– Alô

– Oi, boa tarde, eu queria comprar umas palavras.

– Opa, pois não, estamos com uma promoção ótima de “próspero”. Queima de estoque, até 80% de desconto.

– É, mas essa é melhor no fim do ano, não?

– Realmente tem mais saída na última quinzena de dezembro, mas a senhora pode se antecipar.

– Não sei, guardar é complicado. Aqui em casa não tem muito espaço e ninguém tem onde usar o “próspero” nessa época. Acaba sendo meio inútil.

– Isso é verdade.

– Estava pensando em algo mais comum, tipo “por quê”.

– “Por que” tem quatro modelos, mas o manual de instruções é bem complicado, não sei se a senhora vai saber usar.

– Poxa, eu estava precisando tanto.

– Que mal lhe pergunte, é pra usar onde?

– Pra comentar notícia no Facebook.

– Então não precisa. Ninguém usa “por que” em rede social, pode compartilhar.

– Mesmo assim, queria algo que está na moda pra poder bombar.

– Olha, “problematização” o pessoal tem usado bastante.

– Mas o que é isso?

– A senhora nunca ouviu falar? Tem a ver com machismo.

– Não…

– Pergunta pro seu marido então.

– Será que é tipo “apropriação cultural”?

– Essas usaram tanto que nem tem mais.

– E aquele kit de  “mas”/ “mais”, “há”/ “a”, e “dá”/ “dar”?

– Esse a gente só vende com prescrição.

– Médica?

– Ortográfica. O pessoal andava misturando muito e é prejudicial à saúde. De quem lê, no caso.

– Espera, o senhor usou “lê” ou “ler”?

– “Lê”.

– Mas não seria “ler”?

– Não, é “lê” mesmo. As pessoas que andam confundindo muito.

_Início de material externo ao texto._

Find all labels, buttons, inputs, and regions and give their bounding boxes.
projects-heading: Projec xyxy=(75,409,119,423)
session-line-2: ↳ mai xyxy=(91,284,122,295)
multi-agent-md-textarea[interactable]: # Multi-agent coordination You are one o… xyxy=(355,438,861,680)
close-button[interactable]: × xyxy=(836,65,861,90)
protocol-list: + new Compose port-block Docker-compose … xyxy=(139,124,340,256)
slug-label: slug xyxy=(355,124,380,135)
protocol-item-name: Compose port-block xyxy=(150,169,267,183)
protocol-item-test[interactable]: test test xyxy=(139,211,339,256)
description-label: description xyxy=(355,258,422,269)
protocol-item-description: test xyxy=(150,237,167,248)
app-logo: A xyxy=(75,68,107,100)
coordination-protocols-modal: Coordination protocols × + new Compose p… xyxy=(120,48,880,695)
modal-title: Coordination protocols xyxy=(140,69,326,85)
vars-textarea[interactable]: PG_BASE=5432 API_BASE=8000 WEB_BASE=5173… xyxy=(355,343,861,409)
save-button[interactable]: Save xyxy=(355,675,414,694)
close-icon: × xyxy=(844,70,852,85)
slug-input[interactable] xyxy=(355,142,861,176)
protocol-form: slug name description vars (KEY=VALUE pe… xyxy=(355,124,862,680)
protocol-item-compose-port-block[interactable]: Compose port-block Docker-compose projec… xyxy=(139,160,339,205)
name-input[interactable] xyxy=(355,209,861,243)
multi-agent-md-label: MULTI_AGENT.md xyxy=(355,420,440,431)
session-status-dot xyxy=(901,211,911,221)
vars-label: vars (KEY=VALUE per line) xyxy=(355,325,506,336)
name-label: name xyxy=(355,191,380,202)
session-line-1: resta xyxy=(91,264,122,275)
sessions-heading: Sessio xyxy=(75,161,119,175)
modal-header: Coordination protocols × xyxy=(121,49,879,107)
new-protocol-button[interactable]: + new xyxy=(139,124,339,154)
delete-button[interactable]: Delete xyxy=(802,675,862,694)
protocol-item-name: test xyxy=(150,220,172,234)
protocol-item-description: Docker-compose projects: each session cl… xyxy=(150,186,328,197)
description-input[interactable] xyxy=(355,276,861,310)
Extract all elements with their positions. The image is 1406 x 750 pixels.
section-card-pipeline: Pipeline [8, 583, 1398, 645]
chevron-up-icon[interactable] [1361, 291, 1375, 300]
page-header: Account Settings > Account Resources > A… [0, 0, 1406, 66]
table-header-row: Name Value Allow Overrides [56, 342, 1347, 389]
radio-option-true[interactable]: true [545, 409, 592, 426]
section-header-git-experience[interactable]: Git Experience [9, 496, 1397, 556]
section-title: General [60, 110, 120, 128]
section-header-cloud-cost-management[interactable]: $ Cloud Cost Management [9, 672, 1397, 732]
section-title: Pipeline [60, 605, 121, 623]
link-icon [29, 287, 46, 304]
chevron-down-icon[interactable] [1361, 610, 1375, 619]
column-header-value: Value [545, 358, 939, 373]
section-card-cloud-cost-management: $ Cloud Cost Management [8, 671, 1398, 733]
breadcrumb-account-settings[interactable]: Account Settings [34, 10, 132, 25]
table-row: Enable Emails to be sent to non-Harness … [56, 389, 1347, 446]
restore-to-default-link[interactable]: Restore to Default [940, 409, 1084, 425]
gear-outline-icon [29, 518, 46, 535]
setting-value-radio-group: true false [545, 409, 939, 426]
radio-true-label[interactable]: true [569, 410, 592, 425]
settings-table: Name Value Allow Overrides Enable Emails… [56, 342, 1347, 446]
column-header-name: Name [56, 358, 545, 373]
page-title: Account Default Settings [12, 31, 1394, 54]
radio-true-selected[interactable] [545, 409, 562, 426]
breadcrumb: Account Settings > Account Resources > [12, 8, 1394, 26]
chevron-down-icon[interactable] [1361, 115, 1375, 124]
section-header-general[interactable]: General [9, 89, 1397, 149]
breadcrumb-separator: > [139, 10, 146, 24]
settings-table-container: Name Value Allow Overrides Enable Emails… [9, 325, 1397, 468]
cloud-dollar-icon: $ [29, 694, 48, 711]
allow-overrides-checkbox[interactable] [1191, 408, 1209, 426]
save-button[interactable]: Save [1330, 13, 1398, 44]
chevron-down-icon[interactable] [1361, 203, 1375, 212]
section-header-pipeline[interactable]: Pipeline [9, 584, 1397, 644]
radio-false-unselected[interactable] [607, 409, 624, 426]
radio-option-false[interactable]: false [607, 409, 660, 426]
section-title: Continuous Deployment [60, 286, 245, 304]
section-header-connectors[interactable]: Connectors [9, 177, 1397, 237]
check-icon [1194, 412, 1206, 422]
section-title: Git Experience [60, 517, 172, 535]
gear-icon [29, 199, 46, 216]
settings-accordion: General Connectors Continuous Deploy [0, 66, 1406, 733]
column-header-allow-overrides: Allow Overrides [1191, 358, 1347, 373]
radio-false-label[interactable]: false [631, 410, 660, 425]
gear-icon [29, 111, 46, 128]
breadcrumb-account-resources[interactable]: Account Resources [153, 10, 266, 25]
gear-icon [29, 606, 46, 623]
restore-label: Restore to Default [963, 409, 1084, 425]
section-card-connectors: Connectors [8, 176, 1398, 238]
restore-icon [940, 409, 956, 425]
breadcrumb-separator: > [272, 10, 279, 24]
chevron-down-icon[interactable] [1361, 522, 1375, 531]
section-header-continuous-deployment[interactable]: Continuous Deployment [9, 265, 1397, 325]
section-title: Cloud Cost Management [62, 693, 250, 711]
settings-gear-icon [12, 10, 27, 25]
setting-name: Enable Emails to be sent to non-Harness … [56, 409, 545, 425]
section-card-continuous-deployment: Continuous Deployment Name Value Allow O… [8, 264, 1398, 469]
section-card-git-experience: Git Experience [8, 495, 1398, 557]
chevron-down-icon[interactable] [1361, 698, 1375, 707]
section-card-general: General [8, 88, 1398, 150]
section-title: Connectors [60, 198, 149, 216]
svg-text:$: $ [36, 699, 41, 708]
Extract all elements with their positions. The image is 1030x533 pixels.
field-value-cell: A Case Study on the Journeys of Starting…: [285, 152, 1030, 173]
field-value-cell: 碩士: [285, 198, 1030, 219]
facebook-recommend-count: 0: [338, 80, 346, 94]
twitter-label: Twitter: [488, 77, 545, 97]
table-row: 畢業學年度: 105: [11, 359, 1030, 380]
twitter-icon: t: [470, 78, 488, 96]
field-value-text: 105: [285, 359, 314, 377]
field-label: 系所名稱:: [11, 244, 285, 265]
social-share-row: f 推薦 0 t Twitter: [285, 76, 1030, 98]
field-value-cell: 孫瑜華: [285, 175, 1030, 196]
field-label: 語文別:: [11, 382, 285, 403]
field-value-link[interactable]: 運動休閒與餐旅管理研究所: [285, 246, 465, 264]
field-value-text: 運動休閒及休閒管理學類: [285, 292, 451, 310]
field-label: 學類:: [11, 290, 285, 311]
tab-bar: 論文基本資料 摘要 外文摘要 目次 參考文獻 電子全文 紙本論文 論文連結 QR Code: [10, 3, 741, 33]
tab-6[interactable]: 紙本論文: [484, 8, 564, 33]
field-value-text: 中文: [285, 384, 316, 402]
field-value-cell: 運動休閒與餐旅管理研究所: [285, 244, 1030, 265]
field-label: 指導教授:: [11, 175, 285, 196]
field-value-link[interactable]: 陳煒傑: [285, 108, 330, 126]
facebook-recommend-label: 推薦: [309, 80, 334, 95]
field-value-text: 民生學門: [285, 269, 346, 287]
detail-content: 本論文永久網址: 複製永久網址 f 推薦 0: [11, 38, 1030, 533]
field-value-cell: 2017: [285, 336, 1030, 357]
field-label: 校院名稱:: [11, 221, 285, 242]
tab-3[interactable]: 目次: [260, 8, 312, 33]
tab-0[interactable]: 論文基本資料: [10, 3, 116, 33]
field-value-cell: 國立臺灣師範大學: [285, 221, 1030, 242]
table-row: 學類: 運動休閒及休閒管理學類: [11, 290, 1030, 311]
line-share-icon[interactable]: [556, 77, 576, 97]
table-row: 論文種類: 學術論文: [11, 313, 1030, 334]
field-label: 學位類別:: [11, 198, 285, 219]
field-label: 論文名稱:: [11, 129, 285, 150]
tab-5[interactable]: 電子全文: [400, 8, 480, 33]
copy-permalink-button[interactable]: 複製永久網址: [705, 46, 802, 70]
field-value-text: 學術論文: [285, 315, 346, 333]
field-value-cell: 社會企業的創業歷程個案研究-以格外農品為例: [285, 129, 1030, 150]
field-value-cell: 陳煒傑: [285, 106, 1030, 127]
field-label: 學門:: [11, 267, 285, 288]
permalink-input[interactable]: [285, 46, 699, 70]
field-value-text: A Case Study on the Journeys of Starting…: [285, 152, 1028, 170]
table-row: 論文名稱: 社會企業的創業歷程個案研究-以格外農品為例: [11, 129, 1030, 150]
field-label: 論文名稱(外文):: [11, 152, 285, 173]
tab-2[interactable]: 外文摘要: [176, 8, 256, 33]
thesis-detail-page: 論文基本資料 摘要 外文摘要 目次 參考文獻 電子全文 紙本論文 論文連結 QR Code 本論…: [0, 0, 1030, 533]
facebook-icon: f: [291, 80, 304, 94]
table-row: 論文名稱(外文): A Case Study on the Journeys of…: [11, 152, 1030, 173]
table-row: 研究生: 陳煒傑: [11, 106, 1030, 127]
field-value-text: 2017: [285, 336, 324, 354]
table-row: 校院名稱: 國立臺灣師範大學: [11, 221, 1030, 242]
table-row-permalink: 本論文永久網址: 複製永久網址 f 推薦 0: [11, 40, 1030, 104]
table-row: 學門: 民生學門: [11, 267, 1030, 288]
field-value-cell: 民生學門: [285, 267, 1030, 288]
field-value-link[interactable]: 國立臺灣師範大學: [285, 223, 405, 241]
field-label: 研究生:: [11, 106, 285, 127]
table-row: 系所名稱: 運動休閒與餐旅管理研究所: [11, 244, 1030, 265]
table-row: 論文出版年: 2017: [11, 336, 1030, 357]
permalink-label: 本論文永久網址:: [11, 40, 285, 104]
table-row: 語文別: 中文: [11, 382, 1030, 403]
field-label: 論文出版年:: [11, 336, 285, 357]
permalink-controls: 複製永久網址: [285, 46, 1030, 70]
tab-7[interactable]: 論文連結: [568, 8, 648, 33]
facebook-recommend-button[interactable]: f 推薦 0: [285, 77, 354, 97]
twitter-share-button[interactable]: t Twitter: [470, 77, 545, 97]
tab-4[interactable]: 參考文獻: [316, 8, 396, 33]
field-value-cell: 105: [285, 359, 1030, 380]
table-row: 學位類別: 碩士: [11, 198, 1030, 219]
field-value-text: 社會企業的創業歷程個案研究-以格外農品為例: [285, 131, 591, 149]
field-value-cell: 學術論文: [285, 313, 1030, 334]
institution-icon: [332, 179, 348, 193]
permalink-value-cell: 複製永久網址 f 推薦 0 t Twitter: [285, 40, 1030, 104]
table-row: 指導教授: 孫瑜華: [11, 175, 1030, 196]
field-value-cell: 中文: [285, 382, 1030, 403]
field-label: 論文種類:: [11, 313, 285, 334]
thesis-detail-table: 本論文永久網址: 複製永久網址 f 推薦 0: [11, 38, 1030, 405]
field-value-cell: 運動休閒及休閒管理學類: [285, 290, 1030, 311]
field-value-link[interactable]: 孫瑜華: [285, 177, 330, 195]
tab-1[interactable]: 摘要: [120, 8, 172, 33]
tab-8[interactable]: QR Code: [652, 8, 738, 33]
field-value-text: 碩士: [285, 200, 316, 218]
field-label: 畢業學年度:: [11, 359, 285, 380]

– Puxa, nem me fale. Chega a dar vergonha de lê, né?

– […]

– A senhora nem imagina o quanto.

– E “fora” tem?

– Só acompanhado de nome.

– Que nome?

– “Temer”

– Ah, tá.

– Esse “ah, tá” que a senhora usou foi aquele com duas palavras e vírgula no meio?

– Foi.

– Entendi, pergunto porque a gente andou vendendo muito “ata” pra internet. Tem o mesmo valor, mas escreve junto.

– Mas não confunde com a “ata”?

– Isso ninguém compra mais.

– Aproveitando que o senhor tocou no assunto, tem vírgula aí?

– Vírgula só caixa com mil

– Mas aí é muito…

– Nem, tanto, vírgula, é, sempre, bom, ter, né?

– Pois, é, quando, não, sabe, onde, usar, a, gente, acaba, pecando, pelo, excesso. “Desconfiança” o senhor tem?

– Depende do assunto.

– Estou falando da palavra.

– Ah, sim. A senhora vai votar no Lula em 2018?

– Não.

– Então não tem. “Desconfiança” a gente só vende pra esse tipo de gente.

– Liguei segunda e não tinha “mesmo”. Já chegou?

– Não. Continua esgotado e com previsão pra daqui a três meses. O pessoal semi-alfabetizado gosta muito de usar em um pseudo tom formal.

– Como assim?

– “João deixou comigo o documento. O mesmo pediu que lhe entregasse”. É horrível, mas tem muita saída. Vende junto com o “atenciosamente” pra e-mail.

– Devem comprar também com o “no aguardo” e “no aguarde”.

– Esses na verdade nem existem, senhora. O pessoal compra não sei onde.

– Foi bom, você falar nisso. Vou querer um pacotinho de “onde” ou “aonde”. Qual o senhor indica?

– Depende, a senhora vai comprar?

– Vou.

– Vai mesmo?

– Vou.

– Então “aonde” é melhor.

– Parênteses tem?

– Parênteses só o par e lacrado. Antes a gente vendia avulso, mas o pessoal teimava em abrir e não fechar.

– Que nem aspas?

– Aspas acabou.

– Jura, mas tem tanta saída assim?

– Porra, só nessa besteira aqui a gente gastou 33.